Implications for digital health investments

Prediction 1: The ACA will persist in some form, even if parts of it are rewritten or repealed. Companies that look ahead, invest and make strategic moves based on expectations of which elements of the ACA will stay vs. go will be better placed to win in the next phase of healthcare reform.

Prediction 2: The exchanges will go through some upheaval; let them settle down. Long before this past week and despite substantial subsidies to drive volume, the public exchanges have been under pressure from adverse selection and premium inflation. Individual mandate tax penalties for the uninsured are finally kicking in (with real teeth) at $695 per individual, but it may be too little, too late. Furthermore, it is possible that these carrots and sticks may be stalled or rolled back in 2017.
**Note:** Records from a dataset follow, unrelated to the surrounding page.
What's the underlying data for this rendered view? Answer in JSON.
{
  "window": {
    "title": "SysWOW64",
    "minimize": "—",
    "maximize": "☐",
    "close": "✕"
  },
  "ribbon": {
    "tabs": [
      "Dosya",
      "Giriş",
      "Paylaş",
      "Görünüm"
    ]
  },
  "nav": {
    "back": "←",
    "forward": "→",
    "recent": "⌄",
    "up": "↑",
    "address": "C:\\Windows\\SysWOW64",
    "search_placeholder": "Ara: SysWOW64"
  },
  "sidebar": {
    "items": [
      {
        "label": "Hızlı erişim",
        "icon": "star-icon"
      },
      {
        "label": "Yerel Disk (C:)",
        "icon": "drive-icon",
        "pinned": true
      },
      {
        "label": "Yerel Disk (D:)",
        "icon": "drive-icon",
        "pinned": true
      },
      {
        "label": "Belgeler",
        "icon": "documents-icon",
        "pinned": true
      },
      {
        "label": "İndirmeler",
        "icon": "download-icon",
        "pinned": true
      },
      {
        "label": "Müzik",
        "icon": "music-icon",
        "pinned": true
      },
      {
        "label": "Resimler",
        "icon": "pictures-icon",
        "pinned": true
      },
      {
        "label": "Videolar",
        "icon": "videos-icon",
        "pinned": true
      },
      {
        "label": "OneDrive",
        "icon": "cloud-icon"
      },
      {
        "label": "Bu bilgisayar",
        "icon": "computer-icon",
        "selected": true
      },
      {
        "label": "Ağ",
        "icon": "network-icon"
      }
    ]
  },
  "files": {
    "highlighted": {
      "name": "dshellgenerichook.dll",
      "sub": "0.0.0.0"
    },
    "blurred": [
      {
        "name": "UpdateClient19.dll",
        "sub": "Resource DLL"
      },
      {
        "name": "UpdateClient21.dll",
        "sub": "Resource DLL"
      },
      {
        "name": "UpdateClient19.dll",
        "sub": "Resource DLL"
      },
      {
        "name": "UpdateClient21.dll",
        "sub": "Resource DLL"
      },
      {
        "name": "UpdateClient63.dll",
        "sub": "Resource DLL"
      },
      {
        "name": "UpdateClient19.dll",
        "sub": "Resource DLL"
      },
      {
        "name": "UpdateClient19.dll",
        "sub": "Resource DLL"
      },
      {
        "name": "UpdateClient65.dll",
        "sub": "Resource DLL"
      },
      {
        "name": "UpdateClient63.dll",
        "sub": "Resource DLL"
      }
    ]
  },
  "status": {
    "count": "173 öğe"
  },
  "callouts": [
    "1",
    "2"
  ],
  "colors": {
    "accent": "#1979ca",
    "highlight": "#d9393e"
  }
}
Prediction 3: Fee-for- service is not going away anytime soon. Most of us believe or want to believe in the movement to value-based care, which is a core tenet of the ACA. However, fee-for- service remains the prevalent business model in large parts of the healthcare industry, particularly in life sciences. It may also remain so in health services, if the foundations underpinning ACOs and bundled payments are weakened due to legislative action.

Prediction 4: Focus on the core practice of healthcare vs. business model innovation. The ACA has largely been about realigning provider and payer incentives via reimbursement changes. Given the uncertainty around where and how the incentives will be redrawn, we’re going to spend our time looking at companies that advance the core practice of medicine vs. those that attempt to extract value through business model innovation. At the end of the day, under any reimbursement regime, startups that improve access to high-quality care at the lowest cost while capturing market share and volume, will build lasting enterprise value.